Si può allora constatare, e ormai purtroppo senza stupore, che frequentemente il padre è considerato un estraneo, quando addirittura il disamore non conduca al disprezzo e all'odio.
E allora ci si può chiedere: di chi la colpa che ha fermato il passo che avrebbe dovuto avvicinarlo all'altro? Vengono in mente, e possiamo farli nostri, gli interrogativi che Dacia Maraini si pone in apertura di una prefazione al libro di Luigi Amendola
Il carteggio del rancore, che ha come sottotitolo: «un ritratto paterno spietato come un insulto».
Si chiede la Maraini: «Che cos'è un padre per un figlio ? che cos'è un figlio per un padre?
E perché figlio e padre sembrano destinati, sempre, a scontrarsi e incontrarsi, mangiandosi e vomitandosi, detestandosi e identificandosi fino a diventare uno identico all'altro pur nelle più decise affermazioni di indipendenza?».
Queste domande le avrà rivolte sopra tutto a se stessa nei lunghi anni durante i quali il suo rapporto con il padre, che prima era d'amore e di ammirazione, si è poi «guastato» - dice nel suo diario Bagheria -«non so come, non so perché».
Si legge anche, in questi versi, un altro - stato d'animo del quale la stessa Maraini ci dà testimonianza. Dopo poco infatti in quelle stesse pagine di Bagheria lei ritrova la fonte non essiccata di quella lontana tenerezza.

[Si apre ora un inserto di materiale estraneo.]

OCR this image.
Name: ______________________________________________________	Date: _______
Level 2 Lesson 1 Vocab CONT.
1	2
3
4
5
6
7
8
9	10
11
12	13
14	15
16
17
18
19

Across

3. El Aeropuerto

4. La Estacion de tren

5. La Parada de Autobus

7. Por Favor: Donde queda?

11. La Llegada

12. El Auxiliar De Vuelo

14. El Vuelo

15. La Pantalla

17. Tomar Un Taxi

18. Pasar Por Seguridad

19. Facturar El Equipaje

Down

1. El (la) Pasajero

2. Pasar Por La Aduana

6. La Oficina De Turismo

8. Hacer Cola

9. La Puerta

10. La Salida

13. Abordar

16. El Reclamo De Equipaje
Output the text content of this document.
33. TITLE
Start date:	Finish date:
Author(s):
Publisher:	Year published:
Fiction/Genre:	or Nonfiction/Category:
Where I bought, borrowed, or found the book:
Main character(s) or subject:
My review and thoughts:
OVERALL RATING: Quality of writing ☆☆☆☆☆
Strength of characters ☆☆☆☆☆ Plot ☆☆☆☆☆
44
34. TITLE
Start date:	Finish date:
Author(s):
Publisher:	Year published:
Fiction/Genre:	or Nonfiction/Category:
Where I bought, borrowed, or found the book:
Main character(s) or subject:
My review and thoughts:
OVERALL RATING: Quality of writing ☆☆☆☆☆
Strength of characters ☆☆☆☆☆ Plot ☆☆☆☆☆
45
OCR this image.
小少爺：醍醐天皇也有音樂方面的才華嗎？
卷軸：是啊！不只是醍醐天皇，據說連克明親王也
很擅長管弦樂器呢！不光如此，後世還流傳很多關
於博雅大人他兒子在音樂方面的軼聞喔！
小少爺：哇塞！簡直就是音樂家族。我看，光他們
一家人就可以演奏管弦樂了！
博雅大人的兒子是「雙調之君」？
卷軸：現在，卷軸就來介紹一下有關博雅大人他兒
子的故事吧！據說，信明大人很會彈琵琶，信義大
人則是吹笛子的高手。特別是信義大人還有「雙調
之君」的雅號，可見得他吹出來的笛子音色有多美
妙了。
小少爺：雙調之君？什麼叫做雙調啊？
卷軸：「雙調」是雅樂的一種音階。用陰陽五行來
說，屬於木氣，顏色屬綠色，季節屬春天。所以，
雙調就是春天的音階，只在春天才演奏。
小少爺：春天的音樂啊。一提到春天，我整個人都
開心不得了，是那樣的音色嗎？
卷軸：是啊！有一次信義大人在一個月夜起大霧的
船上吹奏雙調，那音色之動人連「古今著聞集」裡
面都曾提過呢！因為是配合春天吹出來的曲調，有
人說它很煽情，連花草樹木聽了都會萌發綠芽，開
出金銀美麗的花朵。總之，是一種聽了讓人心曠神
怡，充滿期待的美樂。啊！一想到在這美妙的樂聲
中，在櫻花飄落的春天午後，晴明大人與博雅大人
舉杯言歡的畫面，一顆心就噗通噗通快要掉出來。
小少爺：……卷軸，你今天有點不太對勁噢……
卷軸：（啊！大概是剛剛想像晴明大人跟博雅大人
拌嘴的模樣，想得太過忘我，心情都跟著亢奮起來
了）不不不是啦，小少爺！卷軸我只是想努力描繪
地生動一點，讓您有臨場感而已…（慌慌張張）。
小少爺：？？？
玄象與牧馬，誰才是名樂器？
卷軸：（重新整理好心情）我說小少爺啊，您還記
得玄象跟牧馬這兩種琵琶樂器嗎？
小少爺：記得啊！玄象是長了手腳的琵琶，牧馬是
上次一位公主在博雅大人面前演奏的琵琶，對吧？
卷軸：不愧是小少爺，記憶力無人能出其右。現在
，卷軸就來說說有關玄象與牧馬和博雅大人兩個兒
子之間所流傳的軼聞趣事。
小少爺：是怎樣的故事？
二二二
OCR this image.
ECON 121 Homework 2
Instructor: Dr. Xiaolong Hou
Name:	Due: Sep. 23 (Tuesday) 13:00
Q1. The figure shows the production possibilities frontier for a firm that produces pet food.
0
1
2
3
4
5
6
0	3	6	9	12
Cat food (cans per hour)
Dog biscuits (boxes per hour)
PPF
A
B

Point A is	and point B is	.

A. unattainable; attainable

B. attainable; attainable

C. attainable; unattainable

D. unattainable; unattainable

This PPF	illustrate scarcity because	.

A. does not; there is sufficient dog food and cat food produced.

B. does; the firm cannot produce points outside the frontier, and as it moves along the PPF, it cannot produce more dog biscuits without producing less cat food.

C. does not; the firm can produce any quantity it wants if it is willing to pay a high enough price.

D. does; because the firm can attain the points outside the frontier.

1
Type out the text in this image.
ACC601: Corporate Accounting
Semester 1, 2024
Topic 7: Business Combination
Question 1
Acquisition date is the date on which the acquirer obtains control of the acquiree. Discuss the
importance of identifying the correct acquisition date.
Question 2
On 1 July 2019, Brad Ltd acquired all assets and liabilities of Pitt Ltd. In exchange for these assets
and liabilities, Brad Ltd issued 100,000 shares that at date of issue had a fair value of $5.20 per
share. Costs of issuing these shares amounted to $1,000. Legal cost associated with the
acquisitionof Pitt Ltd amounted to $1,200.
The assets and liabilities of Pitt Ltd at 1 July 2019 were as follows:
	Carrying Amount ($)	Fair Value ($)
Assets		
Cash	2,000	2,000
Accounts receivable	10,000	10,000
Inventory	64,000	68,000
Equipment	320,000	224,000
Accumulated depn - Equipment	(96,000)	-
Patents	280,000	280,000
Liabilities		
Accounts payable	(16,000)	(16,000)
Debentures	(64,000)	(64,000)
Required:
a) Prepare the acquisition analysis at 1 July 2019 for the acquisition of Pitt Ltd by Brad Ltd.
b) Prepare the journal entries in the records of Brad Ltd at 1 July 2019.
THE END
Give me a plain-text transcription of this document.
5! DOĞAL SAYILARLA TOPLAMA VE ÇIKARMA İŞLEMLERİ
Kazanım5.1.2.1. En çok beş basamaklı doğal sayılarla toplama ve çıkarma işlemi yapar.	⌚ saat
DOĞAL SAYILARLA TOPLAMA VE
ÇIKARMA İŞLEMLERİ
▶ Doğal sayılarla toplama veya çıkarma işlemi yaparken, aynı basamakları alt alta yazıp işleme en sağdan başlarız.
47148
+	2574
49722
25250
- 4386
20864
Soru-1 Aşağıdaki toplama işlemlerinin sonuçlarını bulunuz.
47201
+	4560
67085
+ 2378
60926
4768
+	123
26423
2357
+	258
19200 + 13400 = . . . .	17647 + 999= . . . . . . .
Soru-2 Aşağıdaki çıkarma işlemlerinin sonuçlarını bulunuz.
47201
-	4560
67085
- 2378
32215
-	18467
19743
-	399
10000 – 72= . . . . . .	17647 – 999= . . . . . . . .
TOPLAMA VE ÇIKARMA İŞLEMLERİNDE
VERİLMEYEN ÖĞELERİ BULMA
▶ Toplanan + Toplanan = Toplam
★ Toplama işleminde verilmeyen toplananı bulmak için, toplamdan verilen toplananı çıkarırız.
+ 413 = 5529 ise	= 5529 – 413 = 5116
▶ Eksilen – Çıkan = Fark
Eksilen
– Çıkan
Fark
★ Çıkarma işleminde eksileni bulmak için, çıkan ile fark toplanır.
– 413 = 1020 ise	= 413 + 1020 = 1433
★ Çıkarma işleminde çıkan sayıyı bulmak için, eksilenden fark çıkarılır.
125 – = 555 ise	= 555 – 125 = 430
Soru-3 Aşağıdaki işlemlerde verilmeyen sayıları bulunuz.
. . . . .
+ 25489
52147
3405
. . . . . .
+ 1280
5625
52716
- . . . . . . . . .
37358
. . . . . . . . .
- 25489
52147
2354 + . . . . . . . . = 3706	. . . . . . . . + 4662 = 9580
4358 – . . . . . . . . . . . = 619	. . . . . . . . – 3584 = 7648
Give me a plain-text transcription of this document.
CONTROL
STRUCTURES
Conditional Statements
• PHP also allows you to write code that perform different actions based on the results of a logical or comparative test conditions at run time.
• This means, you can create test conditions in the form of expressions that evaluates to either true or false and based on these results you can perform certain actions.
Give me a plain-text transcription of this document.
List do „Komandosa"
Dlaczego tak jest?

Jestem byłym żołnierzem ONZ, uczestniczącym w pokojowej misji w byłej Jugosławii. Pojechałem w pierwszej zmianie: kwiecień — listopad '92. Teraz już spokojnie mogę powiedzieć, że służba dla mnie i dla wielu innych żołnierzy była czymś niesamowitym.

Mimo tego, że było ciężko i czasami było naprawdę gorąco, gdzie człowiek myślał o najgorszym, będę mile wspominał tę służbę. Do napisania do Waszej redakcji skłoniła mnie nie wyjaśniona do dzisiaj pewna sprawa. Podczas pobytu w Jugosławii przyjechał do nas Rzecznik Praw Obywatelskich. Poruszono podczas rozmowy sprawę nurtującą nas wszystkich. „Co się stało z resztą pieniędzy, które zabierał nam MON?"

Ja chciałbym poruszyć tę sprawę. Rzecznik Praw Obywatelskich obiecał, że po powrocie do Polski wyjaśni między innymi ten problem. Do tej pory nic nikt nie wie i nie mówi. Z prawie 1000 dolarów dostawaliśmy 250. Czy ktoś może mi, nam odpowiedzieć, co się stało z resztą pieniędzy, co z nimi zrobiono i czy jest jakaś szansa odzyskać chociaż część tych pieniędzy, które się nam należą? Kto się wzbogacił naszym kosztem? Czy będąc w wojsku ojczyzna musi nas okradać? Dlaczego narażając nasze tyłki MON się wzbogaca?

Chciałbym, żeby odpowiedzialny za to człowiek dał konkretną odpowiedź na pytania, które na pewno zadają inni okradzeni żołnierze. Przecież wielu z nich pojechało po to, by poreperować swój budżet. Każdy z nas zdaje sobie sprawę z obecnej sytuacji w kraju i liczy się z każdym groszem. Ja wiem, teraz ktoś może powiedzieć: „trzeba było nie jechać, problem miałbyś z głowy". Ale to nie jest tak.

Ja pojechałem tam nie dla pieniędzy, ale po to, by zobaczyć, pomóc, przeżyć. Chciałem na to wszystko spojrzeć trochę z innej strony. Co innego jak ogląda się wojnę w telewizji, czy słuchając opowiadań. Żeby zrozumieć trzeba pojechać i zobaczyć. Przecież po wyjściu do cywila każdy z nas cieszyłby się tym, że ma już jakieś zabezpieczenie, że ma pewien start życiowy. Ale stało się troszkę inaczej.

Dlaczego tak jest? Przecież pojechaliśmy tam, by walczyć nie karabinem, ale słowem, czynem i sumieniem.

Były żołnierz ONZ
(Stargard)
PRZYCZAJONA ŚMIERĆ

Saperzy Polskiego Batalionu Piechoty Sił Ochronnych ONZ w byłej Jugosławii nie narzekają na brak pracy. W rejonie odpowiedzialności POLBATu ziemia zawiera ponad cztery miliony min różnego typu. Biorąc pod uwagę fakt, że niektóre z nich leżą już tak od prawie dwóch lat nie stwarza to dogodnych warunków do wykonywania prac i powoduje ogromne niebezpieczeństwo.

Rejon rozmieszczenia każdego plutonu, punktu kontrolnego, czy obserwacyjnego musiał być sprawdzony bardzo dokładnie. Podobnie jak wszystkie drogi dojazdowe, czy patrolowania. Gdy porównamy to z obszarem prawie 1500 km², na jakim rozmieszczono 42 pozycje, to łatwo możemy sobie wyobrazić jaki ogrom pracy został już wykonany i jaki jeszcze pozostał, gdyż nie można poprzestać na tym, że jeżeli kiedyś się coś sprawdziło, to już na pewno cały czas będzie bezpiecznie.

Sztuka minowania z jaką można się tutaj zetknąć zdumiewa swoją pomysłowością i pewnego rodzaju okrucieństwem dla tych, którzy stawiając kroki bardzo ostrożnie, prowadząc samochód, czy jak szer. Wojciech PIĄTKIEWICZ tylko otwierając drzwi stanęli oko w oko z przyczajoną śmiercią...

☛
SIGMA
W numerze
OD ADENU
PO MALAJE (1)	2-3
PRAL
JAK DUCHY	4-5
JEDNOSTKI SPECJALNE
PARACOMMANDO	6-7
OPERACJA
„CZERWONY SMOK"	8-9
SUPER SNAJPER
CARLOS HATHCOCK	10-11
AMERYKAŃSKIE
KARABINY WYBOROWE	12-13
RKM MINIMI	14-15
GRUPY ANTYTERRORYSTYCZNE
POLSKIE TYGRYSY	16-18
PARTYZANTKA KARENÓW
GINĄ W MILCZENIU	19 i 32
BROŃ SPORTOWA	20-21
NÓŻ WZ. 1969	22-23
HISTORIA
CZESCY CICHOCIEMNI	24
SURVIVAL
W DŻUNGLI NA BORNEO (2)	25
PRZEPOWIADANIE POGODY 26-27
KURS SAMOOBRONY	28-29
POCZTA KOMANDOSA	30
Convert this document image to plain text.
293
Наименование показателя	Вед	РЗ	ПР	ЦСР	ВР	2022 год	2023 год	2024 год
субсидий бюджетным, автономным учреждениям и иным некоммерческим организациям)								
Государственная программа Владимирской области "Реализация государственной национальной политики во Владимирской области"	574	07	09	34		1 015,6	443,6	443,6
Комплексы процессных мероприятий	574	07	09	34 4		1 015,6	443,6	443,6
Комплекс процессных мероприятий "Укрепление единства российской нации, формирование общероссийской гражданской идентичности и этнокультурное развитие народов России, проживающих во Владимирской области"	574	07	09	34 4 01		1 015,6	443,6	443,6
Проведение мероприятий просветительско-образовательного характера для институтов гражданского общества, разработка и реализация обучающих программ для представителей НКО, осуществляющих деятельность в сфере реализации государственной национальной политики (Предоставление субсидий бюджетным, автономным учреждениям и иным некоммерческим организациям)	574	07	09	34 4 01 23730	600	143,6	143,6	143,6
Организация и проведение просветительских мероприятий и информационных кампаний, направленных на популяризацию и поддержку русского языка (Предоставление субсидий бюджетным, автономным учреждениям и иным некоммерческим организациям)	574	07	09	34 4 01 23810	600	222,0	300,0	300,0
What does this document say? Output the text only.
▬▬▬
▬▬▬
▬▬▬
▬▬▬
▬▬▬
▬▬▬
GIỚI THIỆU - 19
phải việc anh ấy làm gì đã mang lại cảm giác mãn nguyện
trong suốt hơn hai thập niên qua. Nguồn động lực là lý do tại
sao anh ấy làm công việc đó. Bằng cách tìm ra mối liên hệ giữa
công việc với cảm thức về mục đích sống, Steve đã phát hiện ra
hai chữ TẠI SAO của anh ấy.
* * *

E ciò accade quando ha raggiunto una età nella quale può guardare il padre, per così dire, dallo stesso livello di vita e di esperienza.
Possiamo definirlo, questo stato d'animo, «riscoperta del padre», ovvero constatazione che il padre (nel migliore dei casi posto come in ombra dal grande amore «carnale» per la madre) è una conquista della maturità, di quando cioè, a rebour, lo si può valutare con occhi diversi nella sua personalità più vera, più nascosta, nel suo amore pudico, nel suo donar si meno appariscente di quello materno.
Così lo hanno capito, soltanto da adulti, Umberto Saba, che fino ai suoi vent'anni, considerava il padre «un assassino», e persino Camillo Sbarbaro, il tenerissimo Camillo Sbarbaro, che da giovane provava ira per la vecchiezza paterna.
Scrive Antonio De Benedetti in Giacomino, racconto senza veli della vita del suo illustre genitore: «Non riusciva a trovare il giusto compromesso fra severità, ansia e affetto.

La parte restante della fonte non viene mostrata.